Obviously, if I was gone for a week, two weeks, I didn’t see her for that amount of time. Oh, I’d hear about her from Kimmer through email and I’d write to her (stories, mostly) the same way back.
And, each time, when I returned home from my travels, I was struck by how much Linzy had grown in the time I was away. I also realized that when I was with her every day... I never saw her growing up, never saw the process in action.
It was only in recognizing the difference in her from just being apart that I was able to go
It is, in fact, that ability to directly compare point A to point G that allowed me to “see” that Linzy had grown in the intervening time.
Had I been there to experience points B, C, D, E, and F... I wouldn’t have recognized how far away G really was. Growing up is so incremental... you don’t see it from minute to minute, hour to hour, day to day.
Empty-nesting is a bit like that.
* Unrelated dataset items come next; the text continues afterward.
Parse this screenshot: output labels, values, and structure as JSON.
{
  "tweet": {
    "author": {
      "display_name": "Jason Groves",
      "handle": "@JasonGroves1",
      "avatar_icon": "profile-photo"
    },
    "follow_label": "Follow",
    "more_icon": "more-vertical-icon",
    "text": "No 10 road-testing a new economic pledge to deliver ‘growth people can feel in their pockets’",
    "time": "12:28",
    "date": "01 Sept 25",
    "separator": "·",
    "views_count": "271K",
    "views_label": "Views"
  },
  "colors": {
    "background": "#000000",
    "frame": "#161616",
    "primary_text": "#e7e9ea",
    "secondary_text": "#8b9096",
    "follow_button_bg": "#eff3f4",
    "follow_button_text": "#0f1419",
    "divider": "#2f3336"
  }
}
Yet another thing they don’t tell you in that book “What To Expect When You’re Expecting.
Still, we’re not with Linzy every day. We see her once a week, maybe, and, since she moved into the dorms at Cornish College of the Arts at the end of August, most of our communication’s done at a distance. Emails. Texts. In-boxes. Snapchat. But, like the emails back and forth while I was in Europe, those things don’t tell us anything about growing up.
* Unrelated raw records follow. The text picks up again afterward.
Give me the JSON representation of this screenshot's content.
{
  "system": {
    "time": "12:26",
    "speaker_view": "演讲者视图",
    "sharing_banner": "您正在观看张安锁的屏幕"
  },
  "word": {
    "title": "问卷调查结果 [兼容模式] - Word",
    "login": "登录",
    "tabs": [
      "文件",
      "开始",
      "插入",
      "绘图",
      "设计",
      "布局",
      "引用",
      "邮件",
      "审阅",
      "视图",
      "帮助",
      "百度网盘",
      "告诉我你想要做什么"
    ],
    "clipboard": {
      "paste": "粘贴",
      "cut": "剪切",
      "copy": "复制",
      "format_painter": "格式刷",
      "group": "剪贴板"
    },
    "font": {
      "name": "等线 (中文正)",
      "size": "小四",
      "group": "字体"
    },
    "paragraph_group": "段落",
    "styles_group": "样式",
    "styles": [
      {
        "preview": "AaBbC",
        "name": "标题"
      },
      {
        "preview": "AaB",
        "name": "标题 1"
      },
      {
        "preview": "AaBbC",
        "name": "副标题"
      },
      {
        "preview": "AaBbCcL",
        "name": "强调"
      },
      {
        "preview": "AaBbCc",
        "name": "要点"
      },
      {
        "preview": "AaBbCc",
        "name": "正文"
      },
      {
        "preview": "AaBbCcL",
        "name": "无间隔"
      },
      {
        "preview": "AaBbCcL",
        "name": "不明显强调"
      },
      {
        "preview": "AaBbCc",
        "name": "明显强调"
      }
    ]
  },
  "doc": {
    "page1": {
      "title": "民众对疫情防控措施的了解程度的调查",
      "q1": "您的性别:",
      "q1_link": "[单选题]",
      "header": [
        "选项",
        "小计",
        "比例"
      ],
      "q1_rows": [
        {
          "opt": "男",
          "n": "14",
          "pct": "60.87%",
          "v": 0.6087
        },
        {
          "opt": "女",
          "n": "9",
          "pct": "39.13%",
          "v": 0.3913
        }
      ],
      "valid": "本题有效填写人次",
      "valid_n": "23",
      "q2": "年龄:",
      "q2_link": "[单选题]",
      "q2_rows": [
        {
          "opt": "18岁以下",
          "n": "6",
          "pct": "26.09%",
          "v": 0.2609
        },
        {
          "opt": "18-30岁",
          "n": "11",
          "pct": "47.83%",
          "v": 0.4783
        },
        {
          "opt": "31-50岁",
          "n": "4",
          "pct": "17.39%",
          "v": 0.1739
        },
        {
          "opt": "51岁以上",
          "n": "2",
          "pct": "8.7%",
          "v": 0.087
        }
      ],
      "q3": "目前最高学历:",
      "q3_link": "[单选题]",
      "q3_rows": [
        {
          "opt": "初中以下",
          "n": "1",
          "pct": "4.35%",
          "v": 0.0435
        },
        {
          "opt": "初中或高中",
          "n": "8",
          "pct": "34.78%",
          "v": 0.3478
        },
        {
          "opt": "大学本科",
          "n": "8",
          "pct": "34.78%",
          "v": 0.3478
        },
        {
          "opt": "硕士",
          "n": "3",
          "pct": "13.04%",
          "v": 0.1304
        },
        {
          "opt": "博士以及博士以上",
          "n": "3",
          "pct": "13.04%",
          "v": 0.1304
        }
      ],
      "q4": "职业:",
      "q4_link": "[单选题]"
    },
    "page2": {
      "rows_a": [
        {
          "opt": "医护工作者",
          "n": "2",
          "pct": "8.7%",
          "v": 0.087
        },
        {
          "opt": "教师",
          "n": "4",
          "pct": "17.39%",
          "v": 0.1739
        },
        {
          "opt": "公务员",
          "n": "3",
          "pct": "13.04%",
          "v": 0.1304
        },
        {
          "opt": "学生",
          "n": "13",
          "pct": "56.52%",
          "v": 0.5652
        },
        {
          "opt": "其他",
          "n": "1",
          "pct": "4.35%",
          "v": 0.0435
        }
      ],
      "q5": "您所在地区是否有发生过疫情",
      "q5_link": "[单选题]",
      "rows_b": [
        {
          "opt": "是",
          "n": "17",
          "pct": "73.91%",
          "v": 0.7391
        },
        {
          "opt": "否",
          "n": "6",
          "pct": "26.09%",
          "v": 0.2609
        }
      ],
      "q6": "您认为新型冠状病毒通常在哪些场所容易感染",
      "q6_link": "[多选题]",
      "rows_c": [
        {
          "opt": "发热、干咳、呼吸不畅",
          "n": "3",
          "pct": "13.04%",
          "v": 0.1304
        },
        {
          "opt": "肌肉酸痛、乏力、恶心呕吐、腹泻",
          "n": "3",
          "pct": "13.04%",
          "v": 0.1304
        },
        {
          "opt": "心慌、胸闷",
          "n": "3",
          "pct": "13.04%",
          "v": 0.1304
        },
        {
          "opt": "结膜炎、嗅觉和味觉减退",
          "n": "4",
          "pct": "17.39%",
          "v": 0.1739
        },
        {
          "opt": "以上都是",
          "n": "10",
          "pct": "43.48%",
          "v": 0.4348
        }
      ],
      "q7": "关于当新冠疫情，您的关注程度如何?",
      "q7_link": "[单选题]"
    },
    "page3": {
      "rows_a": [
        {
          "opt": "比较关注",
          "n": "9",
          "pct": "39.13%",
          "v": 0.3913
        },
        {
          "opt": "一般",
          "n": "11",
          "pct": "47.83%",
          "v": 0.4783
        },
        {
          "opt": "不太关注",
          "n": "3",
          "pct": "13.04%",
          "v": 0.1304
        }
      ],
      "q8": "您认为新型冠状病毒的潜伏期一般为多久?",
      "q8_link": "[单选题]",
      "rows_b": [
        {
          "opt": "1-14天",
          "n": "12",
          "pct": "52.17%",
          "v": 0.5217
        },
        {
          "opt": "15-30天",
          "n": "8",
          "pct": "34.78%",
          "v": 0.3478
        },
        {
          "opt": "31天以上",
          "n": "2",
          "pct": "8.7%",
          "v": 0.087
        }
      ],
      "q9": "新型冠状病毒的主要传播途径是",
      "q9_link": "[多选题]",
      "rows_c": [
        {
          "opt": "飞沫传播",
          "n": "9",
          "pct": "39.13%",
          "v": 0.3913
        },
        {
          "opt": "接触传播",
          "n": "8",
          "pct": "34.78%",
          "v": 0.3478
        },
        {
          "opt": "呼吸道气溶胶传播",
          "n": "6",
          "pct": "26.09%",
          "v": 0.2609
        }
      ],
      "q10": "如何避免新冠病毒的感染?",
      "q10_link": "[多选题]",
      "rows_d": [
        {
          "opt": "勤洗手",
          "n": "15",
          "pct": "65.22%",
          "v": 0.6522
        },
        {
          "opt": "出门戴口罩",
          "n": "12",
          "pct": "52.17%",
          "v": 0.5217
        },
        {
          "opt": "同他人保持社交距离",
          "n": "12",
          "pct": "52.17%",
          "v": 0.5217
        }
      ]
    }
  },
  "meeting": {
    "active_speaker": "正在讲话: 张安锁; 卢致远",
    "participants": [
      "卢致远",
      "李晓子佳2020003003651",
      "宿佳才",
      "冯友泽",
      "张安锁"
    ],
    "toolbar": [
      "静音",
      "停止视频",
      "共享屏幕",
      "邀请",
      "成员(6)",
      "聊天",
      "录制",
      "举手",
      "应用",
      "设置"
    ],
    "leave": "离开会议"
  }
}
We were with Linzy and her friend, Eli, who refer to their friendship as being “like a really small gang”. We were with them last night at Whole Foods on Westlake for chai tea lattes and hot chocolates. And there it was...
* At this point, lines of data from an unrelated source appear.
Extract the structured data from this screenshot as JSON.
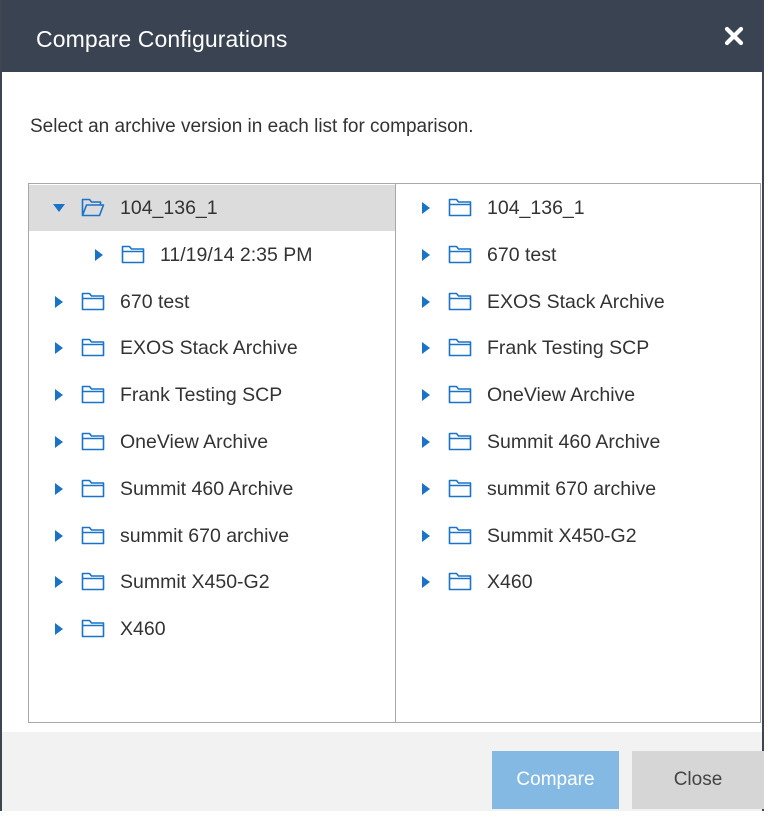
{
  "dialog": {
    "title": "Compare Configurations",
    "instructions": "Select an archive version in each list for comparison."
  },
  "left_tree": [
    {
      "label": "104_136_1",
      "expanded": true,
      "selected": true,
      "depth": 0
    },
    {
      "label": "11/19/14 2:35 PM",
      "expanded": false,
      "selected": false,
      "depth": 1
    },
    {
      "label": "670 test",
      "expanded": false,
      "selected": false,
      "depth": 0
    },
    {
      "label": "EXOS Stack Archive",
      "expanded": false,
      "selected": false,
      "depth": 0
    },
    {
      "label": "Frank Testing SCP",
      "expanded": false,
      "selected": false,
      "depth": 0
    },
    {
      "label": "OneView Archive",
      "expanded": false,
      "selected": false,
      "depth": 0
    },
    {
      "label": "Summit 460 Archive",
      "expanded": false,
      "selected": false,
      "depth": 0
    },
    {
      "label": "summit 670 archive",
      "expanded": false,
      "selected": false,
      "depth": 0
    },
    {
      "label": "Summit X450-G2",
      "expanded": false,
      "selected": false,
      "depth": 0
    },
    {
      "label": "X460",
      "expanded": false,
      "selected": false,
      "depth": 0
    }
  ],
  "right_tree": [
    {
      "label": "104_136_1",
      "expanded": false
    },
    {
      "label": "670 test",
      "expanded": false
    },
    {
      "label": "EXOS Stack Archive",
      "expanded": false
    },
    {
      "label": "Frank Testing SCP",
      "expanded": false
    },
    {
      "label": "OneView Archive",
      "expanded": false
    },
    {
      "label": "Summit 460 Archive",
      "expanded": false
    },
    {
      "label": "summit 670 archive",
      "expanded": false
    },
    {
      "label": "Summit X450-G2",
      "expanded": false
    },
    {
      "label": "X460",
      "expanded": false
    }
  ],
  "buttons": {
    "compare": "Compare",
    "close": "Close"
  },
  "icons": {
    "close": "close-icon",
    "folder": "folder-icon",
    "folder_open": "folder-open-icon",
    "expander": "triangle-expander-icon"
  },
  "colors": {
    "titlebar": "#3a4352",
    "accent": "#1a73c7",
    "compare_button": "#84b9e4",
    "close_button": "#d6d6d6",
    "selected_row": "#dcdcdc"
  }
}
When last we visited The Linzy Show, she was at point A. I swear she was.
It was in the way she talked about her life, her plans. In the way she navigated a discussion on some pretty tricky stuff. What she shared about exploring opportunities and experiences at Cornish. Spreading her wings a little. Growing.
Then she read us a short story she’d turned in to class that day. Read it to us off her phone while we listened with the rapt attention one pays to the night’s bedtime story. And we. were. floored.
Our daughter is not where we left her.